Feb. 2 Minister Moment

Have you ever considered “being responsible” as a spiritual practice? Marge Piercy says: “… the thing worth doing well done has a shape that satisfies, clean and evident.” (To Be of Use, reading 567)

This Sunday morning the Racial Justice Task Force will be presenting a wonderful service: The Promise & Practice of Our Faith. I’ve been attending their planning meetings and it is powerful. I heard the choir rehearsing with steel pan drum, and it will sound fantastic! Please come with an open heart and mind. 

This is my Sunday away. I shifted it to accommodate our congregational Stewardship Campaign which begins later this month.  I will be in Newport News next Sunday — Rev. Millard and I exchange pulpits in our annual “Pulpit Swap Sunday.”  Come hear him preach on fences!

I will be in town, making some pastoral care calls, and committee meetings, and I do hope to see you tonight at Fabulous First Friday. Spaghetti and community at 6 PM. And then the following Friday, February 9, is the Employee Appreciation Potluck … a chance for you-all to say thank you to the staff. Note that the staff isn’t organizing their own party … You are needed. Sign up this Sunday for tasks or e-mail Rob Curran (see below.) 

It being Ground Hog Day, it is appropriate to revisit an earlier topic “The RASCI Model”  a way of organizing teams. A team is a group that gets things done, rather than, say, an evaluation panel or committee (though these can act as teams.)

RASCI stands for Responsible, Accountable, Support, Consult and Inform  — five roles needed for effective volunteer work.  I’ve sometimes referred to each word by letter, as in “Who is the ‘R’ in this project?”  It is a way of providing role clarity and keeping a task moving forward.

Tasks need definition, and the Responsible has to make sure the goals of the task are clear to the team, and with the person they are Accountable to. The A may specify outcomes to achieve, and the idea may originate with the R or a group.  Still, having someone to be accountable-to means the task is part of a larger whole. The R and A agree on timetables and how to stay in touch.  Having one person as R means the A knows where the “buck stops.” One-on-one conversations mean that decisions can be made quickly and directly.

If we are thinking of working a task as a spiritual practice – why not share it with others?  The Support persons get the work done.  As Marge Piercy writes: “I want to be with people who submerge in the task, who go into the fields to harvest in a row..” The S people follow direction of the R, and, if we are all working together for courageous spiritual growth, the R makes sure the work is collaborative and satisfying to all.
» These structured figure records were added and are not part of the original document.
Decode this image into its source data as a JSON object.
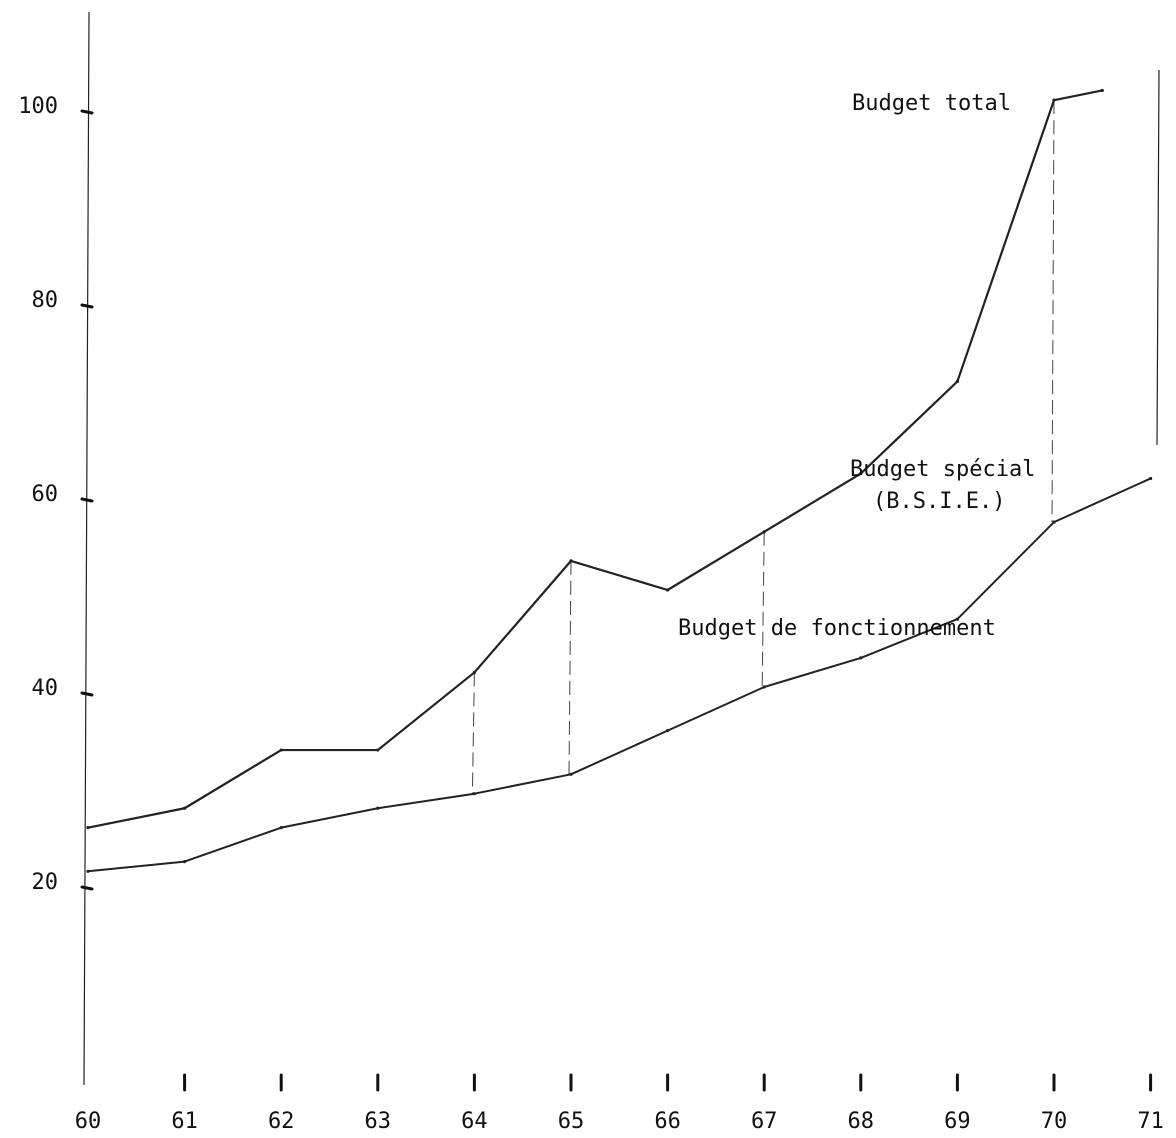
{
  "chart_data": {
    "type": "line",
    "title": "",
    "xlabel": "",
    "ylabel": "",
    "x": [
      60,
      61,
      62,
      63,
      64,
      65,
      66,
      67,
      68,
      69,
      70,
      71
    ],
    "x_tick_labels": [
      "60",
      "61",
      "62",
      "63",
      "64",
      "65",
      "66",
      "67",
      "68",
      "69",
      "70",
      "71"
    ],
    "y_ticks": [
      20,
      40,
      60,
      80,
      100
    ],
    "y_tick_labels": [
      "20",
      "40",
      "60",
      "80",
      "100"
    ],
    "xlim": [
      60,
      71
    ],
    "ylim": [
      0,
      110
    ],
    "grid": false,
    "series": [
      {
        "name": "Budget total",
        "x": [
          60,
          61,
          62,
          63,
          64,
          65,
          66,
          67,
          68,
          69,
          70,
          70.5
        ],
        "values": [
          25.5,
          27.5,
          33.5,
          33.5,
          41.5,
          53,
          50,
          56,
          62,
          71.5,
          100.5,
          101.5
        ]
      },
      {
        "name": "Budget spécial",
        "name_line2": "(B.S.I.E.)",
        "x": [
          60,
          61,
          62,
          63,
          64,
          65,
          66,
          67,
          68,
          69,
          70,
          71
        ],
        "values": [
          21,
          22,
          25.5,
          27.5,
          29,
          31,
          35.5,
          40,
          43,
          47,
          57,
          61.5
        ]
      },
      {
        "name": "Budget de fonctionnement"
      }
    ]
  }
}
Some tasks need outside help, and that’s where Consultants come in. The C is not part of the work, but might tell the R how to put an announcement onto the website, or where to buy party hats. The last part of this model is the “I” and they are Informed of the result.  This often means the Office Manager or the Treasurer if the task involved collecting, spending or raising money. It often involves the Accountable person, who might be coordinating that task with another. And it might involve another team. For example, recently a team making a brochure for the Membership Committee’s welcoming team “informed them” with the finished brochure: “A Spiritual Home for Our Military.”

Our NEST week work was a good example. Each leader (R) had authority and clear tasks. They had helpers on the team (S) and reported back to Anne Odell and our overall leaders (A), also consulting (C) with them, and Buildings and Grounds, Susie, etc. The outcome was reported Information to the city, to the larger NEST organization and to the congregation (all I’s.)

There are a few things to notice in this model. First, there is only one R. If a task is defined, others should not come in and do it first, or fix it.  If you have a serious concern, talk with the A. The lines of Accountability should be clear. For example, Matt Griset, Brian Brennan, Susie Gullixson and Tracy Brune are accountable to me as head of staff, but each is responsible for their own work.  Paul Greggs and Selene Spelts are accountable to Dr. Brennan, and also each as their own Responsibility. The development of supporting groups, such as the Religious Education Committee, the Lay Pastoral Associates, the Choir and Choral Groups work with staff in the tasks of Beloved Community.  

The highest accountability is to our mission:  “Our congregation provides a nurturing community, fosters courageous spiritual growth, and inspires compassionate action.” All we do is the work of personal transformation. As Marge Piercy wrote:  “I want to be with people… who are not parlor generals and field deserters but move in a common rhythm when the food must come in or the fire be put out.”  This is my vision for CVUU.  Clear responsibility and clear accountability and teamwork on common goals.

Even in a time of upheaval, Dorothy Day’s words remind us “No one has a right to sit down and feel hopeless.  There’s too much work to do.”  (reading 560)

If you were part of the NEST team, ask yourself: “Was that a spiritual practice?”